平成10大ニュースを選定してみた

2019年03月03日 11:30

平成が終わりに近づいて、現代史についての原稿書きが多い。アゴラの記事などでも取り上げているが、近刊の『「日本国紀」は世紀の名著かトンデモ本か 』(パルス出版)とか『捏造だらけの韓国史』(ワニブックス)でもかなりのスペースを平成史に割いている。

そんななかで、本日は、平成日本10大ニュースを選んでみた。まだ、試作品だが、みなさんの意見も聞いて完成させていきたい。

①バブル崩壊(1990~91)
②中国にGDPで抜かれる(2010)
③少子高齢化と人口減(2009)

1997年、破綻した山一證券の記者会見で号泣した野澤正平社長(当時)=NHKアーカイブスより:編集部

平成は昭和の奇跡ともいえる経済の高度成長が完全に破綻し、平成の最初から終わりまでほぼゼロ成長という悲惨な状況に陥った。株価は1990年のバブル崩壊前の水準からまだ回復していない。そして、民主党政権下の2010年には1968年に西ドイツを抜いて獲得したGDP世界2位の座を中国に明け渡した。

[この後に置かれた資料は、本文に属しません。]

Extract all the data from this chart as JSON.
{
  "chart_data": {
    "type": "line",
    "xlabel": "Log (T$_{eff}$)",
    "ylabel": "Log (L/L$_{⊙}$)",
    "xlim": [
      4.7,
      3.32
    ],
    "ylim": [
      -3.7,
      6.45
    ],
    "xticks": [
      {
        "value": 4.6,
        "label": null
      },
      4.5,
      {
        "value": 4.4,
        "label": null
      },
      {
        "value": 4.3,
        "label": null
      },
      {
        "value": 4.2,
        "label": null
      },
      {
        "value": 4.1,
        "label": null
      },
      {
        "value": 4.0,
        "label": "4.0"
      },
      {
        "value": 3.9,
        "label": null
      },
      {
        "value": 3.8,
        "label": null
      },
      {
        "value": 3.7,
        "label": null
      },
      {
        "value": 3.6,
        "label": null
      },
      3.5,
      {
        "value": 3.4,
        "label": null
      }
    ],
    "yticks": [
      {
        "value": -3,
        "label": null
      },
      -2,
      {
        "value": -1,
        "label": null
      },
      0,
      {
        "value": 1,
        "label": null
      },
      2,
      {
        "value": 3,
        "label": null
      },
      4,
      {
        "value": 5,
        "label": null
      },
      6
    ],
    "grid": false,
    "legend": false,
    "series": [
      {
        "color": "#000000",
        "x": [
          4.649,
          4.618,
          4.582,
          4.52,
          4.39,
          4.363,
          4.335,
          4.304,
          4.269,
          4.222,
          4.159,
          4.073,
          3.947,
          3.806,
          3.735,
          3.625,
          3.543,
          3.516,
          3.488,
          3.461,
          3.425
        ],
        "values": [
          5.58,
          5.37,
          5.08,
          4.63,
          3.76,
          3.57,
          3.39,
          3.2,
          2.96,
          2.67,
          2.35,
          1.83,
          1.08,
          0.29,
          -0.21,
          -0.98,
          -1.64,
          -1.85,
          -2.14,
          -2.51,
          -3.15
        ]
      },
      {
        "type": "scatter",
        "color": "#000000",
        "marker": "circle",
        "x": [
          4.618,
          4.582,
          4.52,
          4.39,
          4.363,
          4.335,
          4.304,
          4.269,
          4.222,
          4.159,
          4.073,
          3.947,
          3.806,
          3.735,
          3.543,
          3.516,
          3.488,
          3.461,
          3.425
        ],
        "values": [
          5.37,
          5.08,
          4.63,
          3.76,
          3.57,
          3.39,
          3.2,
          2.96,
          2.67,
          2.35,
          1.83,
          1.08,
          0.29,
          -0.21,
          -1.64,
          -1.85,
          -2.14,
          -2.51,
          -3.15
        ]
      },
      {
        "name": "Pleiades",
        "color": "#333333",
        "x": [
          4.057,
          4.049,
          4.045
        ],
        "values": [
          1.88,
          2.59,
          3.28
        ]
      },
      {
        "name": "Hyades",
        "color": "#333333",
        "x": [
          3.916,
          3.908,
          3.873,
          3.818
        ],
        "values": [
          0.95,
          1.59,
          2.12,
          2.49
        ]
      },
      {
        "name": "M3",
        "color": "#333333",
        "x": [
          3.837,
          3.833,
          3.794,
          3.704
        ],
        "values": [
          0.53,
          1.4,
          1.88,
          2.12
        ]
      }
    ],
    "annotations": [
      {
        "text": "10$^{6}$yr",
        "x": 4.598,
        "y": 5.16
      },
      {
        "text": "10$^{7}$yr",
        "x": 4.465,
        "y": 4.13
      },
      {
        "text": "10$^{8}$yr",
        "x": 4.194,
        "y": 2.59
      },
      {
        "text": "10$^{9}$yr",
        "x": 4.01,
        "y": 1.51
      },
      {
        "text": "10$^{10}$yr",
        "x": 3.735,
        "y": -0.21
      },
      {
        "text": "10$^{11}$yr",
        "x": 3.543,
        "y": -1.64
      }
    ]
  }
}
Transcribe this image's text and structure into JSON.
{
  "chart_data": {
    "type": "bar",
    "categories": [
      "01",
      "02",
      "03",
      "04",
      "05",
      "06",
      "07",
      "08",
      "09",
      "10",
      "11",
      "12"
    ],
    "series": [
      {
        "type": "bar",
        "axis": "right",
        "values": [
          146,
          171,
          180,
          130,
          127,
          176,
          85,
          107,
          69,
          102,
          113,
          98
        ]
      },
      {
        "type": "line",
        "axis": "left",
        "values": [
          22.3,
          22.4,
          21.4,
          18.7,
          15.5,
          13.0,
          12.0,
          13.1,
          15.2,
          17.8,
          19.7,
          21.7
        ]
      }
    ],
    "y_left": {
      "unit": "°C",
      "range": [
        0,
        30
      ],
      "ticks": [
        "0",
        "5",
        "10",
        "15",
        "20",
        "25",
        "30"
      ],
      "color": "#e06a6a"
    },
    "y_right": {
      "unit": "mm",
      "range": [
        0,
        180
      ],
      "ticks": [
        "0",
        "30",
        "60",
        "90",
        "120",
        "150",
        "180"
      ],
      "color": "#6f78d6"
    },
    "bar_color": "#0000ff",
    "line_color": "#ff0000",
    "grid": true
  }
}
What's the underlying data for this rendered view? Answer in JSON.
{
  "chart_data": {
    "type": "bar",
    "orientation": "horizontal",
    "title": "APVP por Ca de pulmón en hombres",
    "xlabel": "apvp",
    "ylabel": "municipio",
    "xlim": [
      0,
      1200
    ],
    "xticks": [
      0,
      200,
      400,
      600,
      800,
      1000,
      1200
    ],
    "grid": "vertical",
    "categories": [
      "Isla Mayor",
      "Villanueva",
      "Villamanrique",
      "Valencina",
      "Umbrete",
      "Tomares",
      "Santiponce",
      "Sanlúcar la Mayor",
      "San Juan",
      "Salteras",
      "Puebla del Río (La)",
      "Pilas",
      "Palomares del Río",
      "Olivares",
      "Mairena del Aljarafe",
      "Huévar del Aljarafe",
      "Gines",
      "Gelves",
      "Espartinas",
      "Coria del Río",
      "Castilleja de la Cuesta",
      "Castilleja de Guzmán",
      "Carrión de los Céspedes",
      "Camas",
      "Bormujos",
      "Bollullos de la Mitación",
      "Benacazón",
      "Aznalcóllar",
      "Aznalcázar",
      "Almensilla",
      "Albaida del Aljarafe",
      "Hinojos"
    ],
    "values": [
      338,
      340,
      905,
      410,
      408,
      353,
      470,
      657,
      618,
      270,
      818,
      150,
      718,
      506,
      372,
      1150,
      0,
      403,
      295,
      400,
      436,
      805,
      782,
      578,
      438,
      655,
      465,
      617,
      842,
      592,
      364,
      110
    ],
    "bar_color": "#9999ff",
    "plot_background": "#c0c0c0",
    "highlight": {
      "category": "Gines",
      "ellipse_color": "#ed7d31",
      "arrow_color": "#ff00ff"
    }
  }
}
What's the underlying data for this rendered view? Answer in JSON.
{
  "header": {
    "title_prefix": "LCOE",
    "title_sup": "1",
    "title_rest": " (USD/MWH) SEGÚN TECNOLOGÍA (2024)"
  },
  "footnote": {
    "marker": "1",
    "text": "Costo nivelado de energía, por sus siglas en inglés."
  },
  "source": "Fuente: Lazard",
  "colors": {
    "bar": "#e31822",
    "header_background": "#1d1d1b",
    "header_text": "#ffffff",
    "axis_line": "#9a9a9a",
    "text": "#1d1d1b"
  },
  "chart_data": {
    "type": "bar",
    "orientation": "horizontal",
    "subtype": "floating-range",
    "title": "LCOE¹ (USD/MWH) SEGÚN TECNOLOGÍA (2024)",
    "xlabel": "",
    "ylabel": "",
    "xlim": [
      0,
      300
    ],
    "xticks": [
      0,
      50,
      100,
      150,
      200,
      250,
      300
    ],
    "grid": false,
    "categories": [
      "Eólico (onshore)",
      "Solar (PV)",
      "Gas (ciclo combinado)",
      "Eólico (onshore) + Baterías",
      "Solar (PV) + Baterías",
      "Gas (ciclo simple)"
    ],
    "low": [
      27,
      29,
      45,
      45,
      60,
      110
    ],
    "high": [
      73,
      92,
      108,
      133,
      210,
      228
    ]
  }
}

そして、人口も2008年をピークとして減少に転じている。しかも、困ったことは、あいかわらず、経済成長が最大の課題であるとか、出生率向上のためにあらゆる手を打とうという国民的コンセンサスが得られるのにはほど遠い現状である。それどころか、経済成長を最大の政策目標とすべきとか、子ども生むことを奨励するような発言をするとひどい言論弾圧に合う。

④電子化の遅れと医学部集中の弊害

IT技術者などが世界で最も不足しているといわれながら、優秀な人材は安楽で美味しい医学部にますます集中。社会の電子化でも中国に大きな後れを取っている。

⑤第2次安倍政権外交の成果(2012~)
⑥PKOと安保法制(1992・2015)

首相官邸サイトより:編集部

日本が世界外交のなかで活躍を始めたのは、1975年から始まった先進国首脳会議への参加当たりから顕著になっていたが、2012年に発足した安倍内閣の外交的成功はそれまでとは性質が違う段階に入ったといえる。安全保障については、ようやくPKO参加や集団的自衛権の行使が可能になったとはいえ、中国など周辺国とのパワーバランスは悪化が続いており国民は正しい危機感をもっていない。

⑦女性の社会参加進む

1986年に男女雇用機会均等法ができてから女性の社会進出は進んできたが、平成にあっては、継続的に前進した。

⑧皇位継承の混迷と天皇の生前退位(2016)

宮内庁サイトより:編集部

男系男子の皇位継承候補者が枯渇する危機が生じ、また、天皇陛下が生前退位を希望されそれが十分な検討もないまま実現することになった。また、雅子妃の不調や眞子様の婚約騒動など皇室をめぐる危機は深刻化している。

⑨首都機能移転も進展せず東京一極集中がさらに進む

東京一極集中を克服するためには首都機能移転が必要と言うことで法律まで作ったが東京の抵抗で棚上げにされ、大きな効果はあり得ない里山資本主義的なごまかしで状況はますます悪化。

⑩東日本大震災と原発停止(2011)

地震や水害など大災害が続き、また、東日本大震災では福島第一原発が起き、原発稼働率が大幅に低下し経済にも大きな打撃を与えた。

番外

①普天間基地と沖縄問題の混迷

鳩山首相の「最低でも県外」で混迷を始めた普天間基地移転問題は解決のめどがたたず、本土と沖縄の関係は危機的状況に近づいている。

②小選挙区制の導入(1996)

1996年の総選挙から小選挙区制度が導入され、また、省庁再編や官邸主導が確立するなど政治主導が進んだ・

③拉致問題と小泉訪朝(2002)

北方領土にかわって北朝鮮による拉致問題が日本外交の最重要課題になったが、外交全体の枠組みを変えることなく、局地的な戦いで結果を出すのは無理である。

④慰安婦問題の混迷(1993)

宮沢内閣がいわゆる慰安婦問題について、安直に河野談話で日本の非を認めたが、かえって状況は複雑化し大失敗だった。

⑤外国人の増加

外国人の観光客、労働者、留学生などが激増。外資系企業も増加。